The default converters are:
default_converters = [astropy.io.ascii.convert_numpy(numpy.int),
astropy.io.ascii.convert_numpy(numpy.float),
astropy.io.ascii.convert_numpy(numpy.str)]
These take advantage of the convert_numpy() function which returns a 2-element tuple (converter_func, converter_type) as described in the previous section. The type provided to convert_numpy() must be a valid numpy type, for example numpy.int, numpy.uint, numpy.int8, numpy.int64, numpy.float, numpy.float64, numpy.str.
The default converters for each column can be overridden with the converters keyword:
>>> import numpy as np
>>> converters = {'col1': [ascii.convert_numpy(np.uint)],
... 'col2': [ascii.convert_numpy(np.float32)]}
>>> ascii.read('file.dat', converters=converters)
Here we provide a few examples that demonstrate how to extend the base functionality to handle special cases. To go beyond these simple examples the best reference is to read the code for the existing Extension Reader classes.
Define custom readers by class inheritance
The most useful way to define a new reader class is by inheritance. This is the way all the build-in readers are defined, so there are plenty of examples in the code.
In most cases, you will define one class to handle the header, one class that handles the data and a reader class that ties it all together. Here is a simple example from the code that defines a reader that is just like the basic reader, but header and data start in different lines of the file:
# Note: NoHeader is already included in astropy.io.ascii for convenience.
class NoHeaderHeader(BasicHeader):
'''Reader for table header without a header
Set the start of header line number to `None`, which tells the basic
reader there is no header line.
'''
start_line = None
class NoHeaderData(BasicData):
'''Reader for table data without a header
Data starts at first uncommented line since there is no header line.
'''
start_line = 0
class NoHeader(Basic):
"""Read a table with no header line. Columns are autonamed using
header.auto_format which defaults to "col%d". Otherwise this reader
the same as the :class:`Basic` class from which it is derived. Example::
# Table data
1 2 "hello there"
3 4 world
"""
_format_name = 'no_header'
_description = 'Basic table with no headers'
header_class = NoHeaderHeader
data_class = NoHeaderData
In a slightly more involved case, the implementation can also override some of the methods in the base class:
# Note: CommentedHeader is already included in astropy.io.ascii for convenience.

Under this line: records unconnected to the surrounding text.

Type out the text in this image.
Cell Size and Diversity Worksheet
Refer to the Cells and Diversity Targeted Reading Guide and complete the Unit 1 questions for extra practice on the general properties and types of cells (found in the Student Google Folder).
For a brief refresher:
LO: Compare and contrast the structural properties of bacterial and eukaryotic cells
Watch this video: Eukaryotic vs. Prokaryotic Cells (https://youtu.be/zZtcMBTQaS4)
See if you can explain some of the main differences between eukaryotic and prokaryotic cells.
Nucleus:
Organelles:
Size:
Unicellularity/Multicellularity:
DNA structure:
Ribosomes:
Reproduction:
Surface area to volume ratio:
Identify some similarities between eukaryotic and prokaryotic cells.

class CommentedHeaderHeader(BasicHeader):
"""Header class for which the column definition line starts with the
comment character. See the :class:`CommentedHeader` class for an example.
"""
def process_lines(self, lines):
"""Return only lines that start with the comment regexp. For these
lines strip out the matching characters."""
re_comment = re.compile(self.comment)
for line in lines:
match = re_comment.match(line)
if match:
yield line[match.end():]
def write(self, lines):
lines.append(self.write_comment + self.splitter.join(self.colnames))
class CommentedHeader(Basic):
"""Read a file where the column names are given in a line that begins with
the header comment character. ``header_start`` can be used to specify the
line index of column names, and it can be a negative index (for example -1
for the last commented line). The default delimiter is the <space>
character.::
# col1 col2 col3
# Comment line
1 2 3
4 5 6
"""
_format_name = 'commented_header'
_description = 'Column names in a commented line'
header_class = CommentedHeaderHeader
data_class = NoHeaderData
Define a custom reader functionally Instead of defining a new class, it is also possible to obtain an instance of a reader and then to modify the properties of this one reader instance in a function:
def read_rdb_table(table):
reader = astropy.io.ascii.Basic()
reader.header.splitter.delimiter = '\t'
reader.data.splitter.delimiter = '\t'
reader.header.splitter.process_line = None
reader.data.splitter.process_line = None
reader.data.start_line = 2
return reader.read(table)
Create a custom splitter.process_val function
# The default process_val() normally just strips whitespace.
# In addition have it replace empty fields with -999.
def process_val(x):
"""Custom splitter process_val function: Remove whitespace at the beginning
or end of value and substitute -999 for any blank entries."""
x = x.strip()
if x == '':
x = '-999'
return x
# Create an RDB reader and override the splitter.process_val function
rdb_reader = astropy.io.ascii.get_reader(Reader=astropy.io.ascii.Rdb)
rdb_reader.data.splitter.process_val = process_val